Over the next few years the second and third fleets showed up, despite the fact that the new settlement was on the brink of starvation for most of its first 15 years. In the last decade of the 18th century there was a huge influx of military settlers, the 'Rum Corps'. Rum became Sydney's main currency and the military, rather than the governors, ran the joint. In 1813 the Blue Mountains, which had previously hemmed in the town, were broached by explorers, and Sydney was linked with the western plains of NSW. When gold was discovered in Victoria and to Sydney's west in the 1850s, settlers poured out of the town in search of wealth and Sydney's importance diminished dramatically.
Australia's states achieved federation on 1 January 1901 - New South Wales became a state of the new Commonwealth of Australia, and Sydney became NSW's capital. Australia went to war in support of Britain in 1914, and the economy boomed until the late 20s, when the Great Depression hit - in 1931 around a third of Sydney's workforce was unemployed. But in 1932 wool prices rose, the city's building industry took off and Sydney once more became the most special city in Australia. The Harbour Bridge was also opened in 1932. There was quite a kerfuffle at the opening of the bridge, when a sword-wielding chappie by the name of de Groot stole the limelight from NSW premier Jack Lang by slashing the opening ribbon before the premier could give it the official chop.
Sydney suffered little during WWII, although several Japanese midget subs were captured in the harbour. After the war, European immigrants flooded into the city, and Sydney spread rapidly westwards, gaining a bunch of pizza places in the process. It also picked up one of its most famous landmarks - in 1957 architect Jørn Utzon won a competition to design the Sydney Opera House. In 1966, before the completion of the Opera House, Utzon resigned in frustration at compromises to his plan. Another architectural team took over, and the Opera House was opened in 1973.

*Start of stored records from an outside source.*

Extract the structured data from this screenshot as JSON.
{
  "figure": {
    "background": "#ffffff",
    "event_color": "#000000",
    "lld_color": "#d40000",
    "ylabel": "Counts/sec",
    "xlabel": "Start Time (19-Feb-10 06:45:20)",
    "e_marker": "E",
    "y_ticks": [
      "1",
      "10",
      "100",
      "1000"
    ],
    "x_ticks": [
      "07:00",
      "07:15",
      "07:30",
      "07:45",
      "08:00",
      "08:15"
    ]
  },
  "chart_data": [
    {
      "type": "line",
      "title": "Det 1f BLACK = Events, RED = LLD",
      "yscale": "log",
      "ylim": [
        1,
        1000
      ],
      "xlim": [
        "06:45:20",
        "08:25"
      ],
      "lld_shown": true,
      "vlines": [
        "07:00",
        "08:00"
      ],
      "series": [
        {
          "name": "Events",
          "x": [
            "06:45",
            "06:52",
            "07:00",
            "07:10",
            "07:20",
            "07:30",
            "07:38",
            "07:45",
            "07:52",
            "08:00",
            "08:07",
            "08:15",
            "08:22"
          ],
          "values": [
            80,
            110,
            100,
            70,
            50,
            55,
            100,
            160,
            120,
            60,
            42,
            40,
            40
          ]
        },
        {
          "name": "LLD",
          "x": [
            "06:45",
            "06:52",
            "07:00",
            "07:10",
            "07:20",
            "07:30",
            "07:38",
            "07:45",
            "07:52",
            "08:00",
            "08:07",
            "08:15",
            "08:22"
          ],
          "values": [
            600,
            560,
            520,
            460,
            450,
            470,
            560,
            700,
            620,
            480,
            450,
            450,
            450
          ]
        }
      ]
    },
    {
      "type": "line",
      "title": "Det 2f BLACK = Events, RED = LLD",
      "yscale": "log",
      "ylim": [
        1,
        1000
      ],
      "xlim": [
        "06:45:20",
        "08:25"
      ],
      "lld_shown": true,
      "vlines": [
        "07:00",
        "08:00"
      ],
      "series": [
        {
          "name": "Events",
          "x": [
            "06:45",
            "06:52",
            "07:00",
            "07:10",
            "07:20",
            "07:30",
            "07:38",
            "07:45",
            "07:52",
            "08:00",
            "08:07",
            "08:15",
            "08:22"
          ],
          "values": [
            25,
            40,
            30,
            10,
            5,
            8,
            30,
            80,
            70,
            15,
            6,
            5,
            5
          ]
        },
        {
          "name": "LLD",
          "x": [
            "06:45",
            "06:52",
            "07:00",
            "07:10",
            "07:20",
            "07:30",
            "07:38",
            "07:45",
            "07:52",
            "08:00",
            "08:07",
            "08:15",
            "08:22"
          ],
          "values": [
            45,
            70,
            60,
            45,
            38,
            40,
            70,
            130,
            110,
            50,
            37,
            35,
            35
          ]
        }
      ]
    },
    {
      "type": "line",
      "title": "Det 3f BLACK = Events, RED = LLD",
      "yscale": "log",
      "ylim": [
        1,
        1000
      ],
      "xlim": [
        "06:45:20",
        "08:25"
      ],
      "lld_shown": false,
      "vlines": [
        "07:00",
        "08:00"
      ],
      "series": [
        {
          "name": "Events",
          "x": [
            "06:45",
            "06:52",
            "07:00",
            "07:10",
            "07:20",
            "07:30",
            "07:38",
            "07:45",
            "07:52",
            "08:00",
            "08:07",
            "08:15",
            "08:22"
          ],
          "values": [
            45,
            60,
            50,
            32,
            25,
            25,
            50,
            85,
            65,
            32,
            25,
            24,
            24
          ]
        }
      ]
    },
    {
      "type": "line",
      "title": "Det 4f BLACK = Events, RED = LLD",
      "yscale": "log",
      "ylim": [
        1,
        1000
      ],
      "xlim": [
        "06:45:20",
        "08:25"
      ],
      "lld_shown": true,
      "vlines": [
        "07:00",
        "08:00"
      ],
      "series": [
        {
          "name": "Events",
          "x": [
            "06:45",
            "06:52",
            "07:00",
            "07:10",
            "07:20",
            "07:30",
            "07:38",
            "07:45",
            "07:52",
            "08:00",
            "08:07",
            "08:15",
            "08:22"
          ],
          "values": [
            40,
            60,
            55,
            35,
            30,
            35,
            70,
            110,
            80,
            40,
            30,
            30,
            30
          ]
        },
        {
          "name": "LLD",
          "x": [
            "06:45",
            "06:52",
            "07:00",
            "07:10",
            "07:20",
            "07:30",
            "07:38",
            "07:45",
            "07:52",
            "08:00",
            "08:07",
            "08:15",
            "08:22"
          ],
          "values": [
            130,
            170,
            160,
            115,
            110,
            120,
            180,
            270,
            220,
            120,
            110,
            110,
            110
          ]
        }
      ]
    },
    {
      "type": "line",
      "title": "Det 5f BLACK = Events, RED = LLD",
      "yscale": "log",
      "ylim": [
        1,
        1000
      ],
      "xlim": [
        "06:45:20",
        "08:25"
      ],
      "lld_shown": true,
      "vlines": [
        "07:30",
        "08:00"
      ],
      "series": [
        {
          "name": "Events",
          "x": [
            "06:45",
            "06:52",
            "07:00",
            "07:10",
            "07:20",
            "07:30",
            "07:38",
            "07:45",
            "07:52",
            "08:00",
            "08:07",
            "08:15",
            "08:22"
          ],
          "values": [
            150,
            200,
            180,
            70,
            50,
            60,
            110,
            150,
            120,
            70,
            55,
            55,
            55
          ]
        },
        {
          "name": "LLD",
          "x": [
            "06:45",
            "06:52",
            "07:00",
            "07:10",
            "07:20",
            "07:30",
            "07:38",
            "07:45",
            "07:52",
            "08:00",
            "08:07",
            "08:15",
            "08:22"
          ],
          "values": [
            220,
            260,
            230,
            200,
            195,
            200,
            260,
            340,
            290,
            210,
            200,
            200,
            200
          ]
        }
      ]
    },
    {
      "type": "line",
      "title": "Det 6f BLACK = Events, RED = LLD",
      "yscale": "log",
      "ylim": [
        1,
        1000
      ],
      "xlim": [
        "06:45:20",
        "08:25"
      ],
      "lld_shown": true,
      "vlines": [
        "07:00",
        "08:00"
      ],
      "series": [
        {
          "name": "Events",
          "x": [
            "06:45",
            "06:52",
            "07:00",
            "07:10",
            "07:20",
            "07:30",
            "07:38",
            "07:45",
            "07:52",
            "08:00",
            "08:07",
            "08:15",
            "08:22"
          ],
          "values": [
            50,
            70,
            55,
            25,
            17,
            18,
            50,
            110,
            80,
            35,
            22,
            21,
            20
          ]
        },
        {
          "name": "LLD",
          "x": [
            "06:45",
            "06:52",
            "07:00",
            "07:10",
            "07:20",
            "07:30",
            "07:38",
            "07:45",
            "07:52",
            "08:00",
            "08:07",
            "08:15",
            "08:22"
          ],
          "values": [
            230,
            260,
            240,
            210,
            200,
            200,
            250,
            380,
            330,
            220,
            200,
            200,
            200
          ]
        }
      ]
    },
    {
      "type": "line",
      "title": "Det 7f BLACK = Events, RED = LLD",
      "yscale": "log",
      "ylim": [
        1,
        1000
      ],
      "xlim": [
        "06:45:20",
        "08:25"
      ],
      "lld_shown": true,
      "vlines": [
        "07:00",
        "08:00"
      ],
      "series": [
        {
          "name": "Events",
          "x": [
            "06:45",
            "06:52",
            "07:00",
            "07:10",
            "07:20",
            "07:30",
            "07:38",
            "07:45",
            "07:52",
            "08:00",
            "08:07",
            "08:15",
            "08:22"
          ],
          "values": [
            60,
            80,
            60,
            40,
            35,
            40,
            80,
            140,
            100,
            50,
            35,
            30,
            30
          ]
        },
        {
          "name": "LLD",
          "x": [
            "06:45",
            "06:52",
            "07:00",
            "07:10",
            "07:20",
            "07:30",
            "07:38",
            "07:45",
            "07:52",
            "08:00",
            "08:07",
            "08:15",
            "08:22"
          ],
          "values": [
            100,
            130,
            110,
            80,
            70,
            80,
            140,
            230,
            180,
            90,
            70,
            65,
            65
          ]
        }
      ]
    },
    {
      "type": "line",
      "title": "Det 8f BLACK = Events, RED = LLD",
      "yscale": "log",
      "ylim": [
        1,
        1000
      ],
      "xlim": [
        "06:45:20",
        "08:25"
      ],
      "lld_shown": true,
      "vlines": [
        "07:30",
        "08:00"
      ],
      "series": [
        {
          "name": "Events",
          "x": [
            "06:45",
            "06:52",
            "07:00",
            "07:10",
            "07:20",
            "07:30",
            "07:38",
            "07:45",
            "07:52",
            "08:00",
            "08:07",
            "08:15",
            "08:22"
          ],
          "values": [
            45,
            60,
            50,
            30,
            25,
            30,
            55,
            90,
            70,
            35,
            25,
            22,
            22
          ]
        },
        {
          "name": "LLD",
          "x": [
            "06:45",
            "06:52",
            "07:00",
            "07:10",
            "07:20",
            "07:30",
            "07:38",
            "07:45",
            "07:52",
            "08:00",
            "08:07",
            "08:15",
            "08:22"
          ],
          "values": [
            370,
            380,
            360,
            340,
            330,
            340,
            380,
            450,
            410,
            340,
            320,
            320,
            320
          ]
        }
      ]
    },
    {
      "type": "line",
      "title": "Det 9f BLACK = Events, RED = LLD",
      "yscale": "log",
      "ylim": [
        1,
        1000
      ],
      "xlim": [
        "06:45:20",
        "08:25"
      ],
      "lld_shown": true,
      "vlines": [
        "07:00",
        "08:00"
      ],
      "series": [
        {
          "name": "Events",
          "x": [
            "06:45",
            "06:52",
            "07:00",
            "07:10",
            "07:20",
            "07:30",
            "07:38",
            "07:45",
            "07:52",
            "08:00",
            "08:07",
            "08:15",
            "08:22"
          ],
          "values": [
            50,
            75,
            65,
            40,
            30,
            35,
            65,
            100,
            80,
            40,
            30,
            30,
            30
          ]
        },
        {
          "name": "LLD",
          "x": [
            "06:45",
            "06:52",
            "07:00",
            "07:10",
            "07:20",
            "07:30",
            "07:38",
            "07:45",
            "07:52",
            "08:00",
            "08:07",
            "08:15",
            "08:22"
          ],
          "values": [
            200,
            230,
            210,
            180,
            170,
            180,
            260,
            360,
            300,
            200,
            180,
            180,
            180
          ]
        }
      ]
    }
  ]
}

During the Vietnam war, Sydney became a major R&R stopover for US GIs, and the city started tasting of Coke and burgers, while Kings Cross developed a fine line in sleazy entertainment for the visiting lads (a speciality it maintains to this day). Throughout the 70s, NSW went against the national trend by voting Labor, and longstanding premier Neville Wran oversaw much of Sydney's building boom. The bicentennial celebrations in 1988 and the massive Darling Harbour redevelopment project boosted the city's morale, and today the economy is doing reasonably well.
After winning the bid to host the 2000 Olympic Games, Sydney poured vast amounts of money into renovating and prettying itself up. Though the Games were declared the 'best ever' by IOC head opportunist, Juan Antonio Samaranch, and the follow-on Paralympics were well patronised, visitor numbers were well down on early estimates and changes to Sydney's infrastructure haven't necessarily improved the lot of those impoverished locals who couldn't afford a ticket to the synchronised swimming. It will be some time before the final ledger decides whether the city ended in the black or red - history favours the latter - but at least it gained a few much-needed roundabouts and overpasses (and an excess of darling little bijou wine bars that weren't really needed at all). Still, Sydney's sense of itself as a city fit to take on the world continues to expand.